A doctor or specialist may decide to run a liver enzyme test if he suspects that there may be damage or disease of the liver. The patient may be exhibiting problematic signs or symptoms such as nausea, vomiting, fatigue, stomach swelling, leg swelling and jaundice. Jaundice is a yellowing of the skin. Another symptom that may prompt a liver enzyme or liver function test is weight loss. Massive sudden weight loss may prompt a physician to run a special panel of tests that check the liver for how it functions. The liver is responsible for a variety of functions, so many enzymes are involved in its process. The liver performs about 500 different processes in the body, so a problem with the liver can cause a host of other problems. Some of the functions that the liver is responsible for are manufacturing and breaking down proteins, storing vitamins, filtering the blood, facilitating immune activity, breaking down fat, producing bile and more. Diagnosing specific liver problems can be difficult, but the tests help to narrow the options down. Some of the enzymes that the test may look at are aspartate aminotransferase, alanine aminotransferase, bilirubin, alkaline phosphatase, L-lactate dehydrogenase, Gamma-glutamyltransferase and more. The doctor may find that some of these elements are raised. High levels of enzymes can be present for a number of reasons. The following are causes of elevated liver enzymes:

1. Overuse of Acetaminophen

Acetaminophen is the generic name for Tylenol.

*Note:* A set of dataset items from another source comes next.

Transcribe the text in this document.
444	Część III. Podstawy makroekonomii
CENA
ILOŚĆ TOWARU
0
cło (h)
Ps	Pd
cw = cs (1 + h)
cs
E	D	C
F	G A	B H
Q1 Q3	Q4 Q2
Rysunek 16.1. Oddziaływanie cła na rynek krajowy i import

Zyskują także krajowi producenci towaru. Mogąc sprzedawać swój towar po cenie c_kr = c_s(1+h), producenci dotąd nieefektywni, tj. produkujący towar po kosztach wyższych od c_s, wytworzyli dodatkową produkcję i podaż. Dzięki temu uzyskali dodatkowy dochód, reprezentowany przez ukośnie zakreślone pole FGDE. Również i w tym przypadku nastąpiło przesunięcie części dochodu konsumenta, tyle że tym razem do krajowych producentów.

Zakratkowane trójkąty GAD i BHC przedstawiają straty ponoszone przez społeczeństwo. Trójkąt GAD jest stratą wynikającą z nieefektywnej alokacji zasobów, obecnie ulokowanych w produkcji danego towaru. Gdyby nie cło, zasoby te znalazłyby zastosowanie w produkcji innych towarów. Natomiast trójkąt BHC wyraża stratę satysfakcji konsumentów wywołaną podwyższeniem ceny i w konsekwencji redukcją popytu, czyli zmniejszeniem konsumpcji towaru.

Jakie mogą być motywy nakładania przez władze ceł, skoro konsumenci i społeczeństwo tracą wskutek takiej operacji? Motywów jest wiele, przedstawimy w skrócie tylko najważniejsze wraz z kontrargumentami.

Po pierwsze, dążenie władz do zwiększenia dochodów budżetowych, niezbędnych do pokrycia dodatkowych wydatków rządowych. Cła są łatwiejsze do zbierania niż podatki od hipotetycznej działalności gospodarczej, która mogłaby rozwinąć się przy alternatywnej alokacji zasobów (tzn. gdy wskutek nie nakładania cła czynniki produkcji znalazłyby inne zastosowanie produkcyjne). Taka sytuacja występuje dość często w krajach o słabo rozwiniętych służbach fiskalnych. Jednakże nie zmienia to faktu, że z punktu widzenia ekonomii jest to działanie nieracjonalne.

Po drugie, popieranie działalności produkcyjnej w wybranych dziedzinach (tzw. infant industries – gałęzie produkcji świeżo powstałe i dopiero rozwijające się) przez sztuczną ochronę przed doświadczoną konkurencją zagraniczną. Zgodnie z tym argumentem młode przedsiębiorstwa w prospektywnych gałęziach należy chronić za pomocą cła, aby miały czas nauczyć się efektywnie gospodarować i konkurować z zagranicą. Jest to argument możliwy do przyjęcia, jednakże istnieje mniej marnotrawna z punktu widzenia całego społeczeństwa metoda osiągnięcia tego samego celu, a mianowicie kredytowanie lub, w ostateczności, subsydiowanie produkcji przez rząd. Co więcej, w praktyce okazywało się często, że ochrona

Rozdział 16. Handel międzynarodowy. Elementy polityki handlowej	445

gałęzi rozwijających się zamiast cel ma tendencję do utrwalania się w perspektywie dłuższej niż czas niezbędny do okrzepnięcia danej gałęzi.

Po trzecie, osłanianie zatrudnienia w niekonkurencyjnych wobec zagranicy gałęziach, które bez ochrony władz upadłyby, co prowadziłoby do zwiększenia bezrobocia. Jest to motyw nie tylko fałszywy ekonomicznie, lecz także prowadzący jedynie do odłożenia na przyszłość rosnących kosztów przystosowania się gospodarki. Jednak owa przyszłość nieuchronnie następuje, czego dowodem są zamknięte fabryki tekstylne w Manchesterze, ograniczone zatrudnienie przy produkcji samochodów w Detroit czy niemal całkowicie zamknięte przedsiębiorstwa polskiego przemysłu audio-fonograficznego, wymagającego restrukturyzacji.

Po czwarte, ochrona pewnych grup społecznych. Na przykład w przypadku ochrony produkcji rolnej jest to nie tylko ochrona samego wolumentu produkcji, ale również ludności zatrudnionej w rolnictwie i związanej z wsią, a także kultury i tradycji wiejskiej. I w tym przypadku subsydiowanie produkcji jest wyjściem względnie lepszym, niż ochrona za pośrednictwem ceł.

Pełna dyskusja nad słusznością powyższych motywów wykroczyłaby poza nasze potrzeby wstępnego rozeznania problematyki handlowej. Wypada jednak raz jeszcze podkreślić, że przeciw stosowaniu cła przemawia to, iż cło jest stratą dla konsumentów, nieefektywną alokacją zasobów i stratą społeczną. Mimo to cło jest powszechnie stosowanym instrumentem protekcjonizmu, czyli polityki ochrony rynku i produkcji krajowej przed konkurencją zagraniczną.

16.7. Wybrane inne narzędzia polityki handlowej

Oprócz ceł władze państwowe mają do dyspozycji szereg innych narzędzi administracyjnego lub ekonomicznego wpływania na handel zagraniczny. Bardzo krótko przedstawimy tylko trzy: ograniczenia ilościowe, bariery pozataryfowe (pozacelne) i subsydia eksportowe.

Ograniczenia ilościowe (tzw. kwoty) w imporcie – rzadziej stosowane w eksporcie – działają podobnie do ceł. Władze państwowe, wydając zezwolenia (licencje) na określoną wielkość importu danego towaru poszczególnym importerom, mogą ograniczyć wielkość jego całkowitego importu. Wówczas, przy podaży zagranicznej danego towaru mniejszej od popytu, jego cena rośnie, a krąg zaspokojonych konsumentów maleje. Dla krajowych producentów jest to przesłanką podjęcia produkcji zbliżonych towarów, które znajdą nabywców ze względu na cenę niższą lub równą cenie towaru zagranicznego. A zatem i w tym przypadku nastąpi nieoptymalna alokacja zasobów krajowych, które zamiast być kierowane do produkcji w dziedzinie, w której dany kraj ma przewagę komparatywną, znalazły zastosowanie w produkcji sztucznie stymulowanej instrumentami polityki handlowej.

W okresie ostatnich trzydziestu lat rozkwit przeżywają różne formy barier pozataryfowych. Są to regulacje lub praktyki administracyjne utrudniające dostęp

It can also be found in mixed pain medications such as Percocet and Vicodin. People often use it for general pain, headaches, menstrual cramps, fever an so on. The non-OTC versions of this medication are used for severe pain such as post-surgery pain. Some people may also use it with conditions such as fibromyalgia, arthritis and other painful conditions. It usually works well for mild or moderate pain, but its overuse can cause inflammation or damage to the liver. It’s important for a person to always take the recommended dosage of a drug only and not add anything extra. The daily dose of straight acetaminophen should never exceed 3,000 milligrams. The manufacturers used to have that amount set to 4,000, but they changed the recommendation to 3,000, and it may have something to do with cases of liver damage. A patient’s doctor will talk to him or her about habits and home care. In other words, the doctor will ask the patient what kind of OTC care she uses for certain ailments. If the patient does not take acetaminophen or hardly takes it, then the specialist can rule out Tylenol usage as the reason for the elevated liver enzymes.